Mary Evans/Ronald Grant/Everett Collection
“In those days, it wasn’t done digitally,” he says of the original. “It was all literally physically cutting and pasting the pieces of film and sticking them together. That took forever. And I also shot with two cameras this time, whereas last time I only had one camera, and so it was quicker.”
Still, Reiner says, “You wind up writing with the pieces of film. That’s the way you do it. I mean, it’s completely improvised, so you don’t know what’s [coming], and you do it in two or three takes. So sometimes there’s a great joke from one and one from another, and they don’t stitch together. So you have to find a way of essentially writing a screenplay with the pieces of film.”

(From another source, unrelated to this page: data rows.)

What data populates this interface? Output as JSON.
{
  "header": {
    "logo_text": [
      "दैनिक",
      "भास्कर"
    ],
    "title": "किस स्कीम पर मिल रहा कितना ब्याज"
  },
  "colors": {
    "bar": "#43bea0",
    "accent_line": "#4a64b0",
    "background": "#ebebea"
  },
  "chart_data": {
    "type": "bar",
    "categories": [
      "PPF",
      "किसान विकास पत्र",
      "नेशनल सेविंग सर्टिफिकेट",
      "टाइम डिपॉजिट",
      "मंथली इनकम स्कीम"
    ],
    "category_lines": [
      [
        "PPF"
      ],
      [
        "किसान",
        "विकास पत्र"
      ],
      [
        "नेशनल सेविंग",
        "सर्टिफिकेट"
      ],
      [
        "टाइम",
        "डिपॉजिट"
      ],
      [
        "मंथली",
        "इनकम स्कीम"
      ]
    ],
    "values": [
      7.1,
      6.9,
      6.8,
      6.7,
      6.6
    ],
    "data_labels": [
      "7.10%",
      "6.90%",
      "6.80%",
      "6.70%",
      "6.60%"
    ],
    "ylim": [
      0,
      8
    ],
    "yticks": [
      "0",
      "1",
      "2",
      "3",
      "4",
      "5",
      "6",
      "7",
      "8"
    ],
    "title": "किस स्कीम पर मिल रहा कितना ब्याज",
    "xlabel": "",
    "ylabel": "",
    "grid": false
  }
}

While he’s happy with the finished product, Reiner says making The End Continues has not changed his overall stance on sequels. “To be honest with you, no. The only reason we did this sequel is because we got the rights back, and we had an idea of how to do it, which was different from what we did the first time,” he says. “I did it. And there it is.”
Spinal Tap II: The End Continues turns up to 11 in theaters on Sept. 12.